The real culprit is the overhang of the shade extension roof. Let me explain…

It can take months, if not more than a year, from finding a site and obtaining municipal approval to applying for a license. The licensing process takes months and then comes the expansion. Cultivation processes are complex and take a long time. It can easily take two years from project conception through approval to commissioning. As a result, when supply and demand balance, there will be a backlog of applications to process, licensees building facilities that have yet to begin cultivation, and new crops that have not yet reached their first harvest. And when that happens, just as the federal government usually calls a recession about eight months after a recession begins, markets won’t realize that supply and demand are balanced for at least a year afterward. Overcapacity seems inevitable. If these two previous sentences sound familiar to you, thank you for being a regular reader. This is from our February 2019 column.
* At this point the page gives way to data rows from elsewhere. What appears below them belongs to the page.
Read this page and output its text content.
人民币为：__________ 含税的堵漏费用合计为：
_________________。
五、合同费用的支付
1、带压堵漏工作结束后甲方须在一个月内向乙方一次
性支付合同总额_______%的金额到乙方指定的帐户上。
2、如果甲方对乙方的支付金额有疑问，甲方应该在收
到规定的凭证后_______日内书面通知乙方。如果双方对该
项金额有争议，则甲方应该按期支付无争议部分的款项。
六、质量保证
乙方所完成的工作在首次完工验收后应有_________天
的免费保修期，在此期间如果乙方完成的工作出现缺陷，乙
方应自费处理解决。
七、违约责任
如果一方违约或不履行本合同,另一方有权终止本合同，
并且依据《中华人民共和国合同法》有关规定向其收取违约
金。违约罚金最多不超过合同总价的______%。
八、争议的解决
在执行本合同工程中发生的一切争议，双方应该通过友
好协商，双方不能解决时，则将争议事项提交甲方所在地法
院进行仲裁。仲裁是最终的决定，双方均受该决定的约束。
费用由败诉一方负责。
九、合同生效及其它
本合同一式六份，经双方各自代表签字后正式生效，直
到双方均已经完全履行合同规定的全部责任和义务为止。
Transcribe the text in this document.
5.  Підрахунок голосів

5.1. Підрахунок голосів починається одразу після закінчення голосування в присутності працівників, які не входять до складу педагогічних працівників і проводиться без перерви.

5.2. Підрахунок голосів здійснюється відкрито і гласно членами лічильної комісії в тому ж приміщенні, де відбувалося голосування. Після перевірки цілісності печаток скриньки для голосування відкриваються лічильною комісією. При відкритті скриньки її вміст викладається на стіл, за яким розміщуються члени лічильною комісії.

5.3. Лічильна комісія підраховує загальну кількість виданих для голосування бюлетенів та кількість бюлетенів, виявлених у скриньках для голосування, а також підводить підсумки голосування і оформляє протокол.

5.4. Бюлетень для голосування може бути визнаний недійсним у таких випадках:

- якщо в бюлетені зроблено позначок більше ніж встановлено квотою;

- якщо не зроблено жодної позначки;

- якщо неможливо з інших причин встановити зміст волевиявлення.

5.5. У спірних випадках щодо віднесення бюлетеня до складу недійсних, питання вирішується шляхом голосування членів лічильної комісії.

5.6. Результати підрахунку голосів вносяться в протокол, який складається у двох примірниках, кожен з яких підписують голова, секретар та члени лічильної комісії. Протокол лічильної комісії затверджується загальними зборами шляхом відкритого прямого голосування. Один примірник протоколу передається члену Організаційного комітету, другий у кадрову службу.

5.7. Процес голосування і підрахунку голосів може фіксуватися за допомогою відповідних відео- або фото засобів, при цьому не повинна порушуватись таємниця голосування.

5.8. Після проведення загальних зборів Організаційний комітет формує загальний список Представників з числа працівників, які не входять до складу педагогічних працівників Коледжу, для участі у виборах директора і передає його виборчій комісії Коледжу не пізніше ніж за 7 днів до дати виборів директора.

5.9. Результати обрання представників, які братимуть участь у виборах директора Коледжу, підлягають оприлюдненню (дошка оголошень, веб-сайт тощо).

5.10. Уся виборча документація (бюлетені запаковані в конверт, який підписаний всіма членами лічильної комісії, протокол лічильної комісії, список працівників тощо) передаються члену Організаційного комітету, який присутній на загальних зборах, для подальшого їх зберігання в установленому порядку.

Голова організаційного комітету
It took three years to get to this point here in Massachusetts. Newly opened markets like New York could reach this place within 18 months.

During the winter months we will read about pile-ups on American roads. The underlying cause is often cited as ice or fog, or reduced visibility due to snow. The cause is not the weather, but vehicles driving faster than the driver can anticipate. Therefore, when the driver finally sees the plethora of brake lights clotted on the roadway, it is too late to stop and the vehicle slams into the pile ahead.

Welcome to cannabis in 2023.

If enough brake lights and hazard lights are producing a sufficiently bright light, oncoming drivers will slow down sufficiently and stop before the collision.

Oversupply is not the cause but a symptom. The cause is that the market doesn’t recognize when enough production capacity is available, and so the industry rolls on until prices crash. It’s too late then.

Overcapacity is unavoidable. And until regulators start feeding the market critical data, investors will fund cultivation capacity until each state experiences its own local price slump.

Cannabis losses will be huge over the next two years. That doesn’t mean running away from the market. But it means you have to adjust your strategy to take advantage of the chaos and overcapacity. Fortunes are made and lost. All you have to do is decide which side of the coin you are on.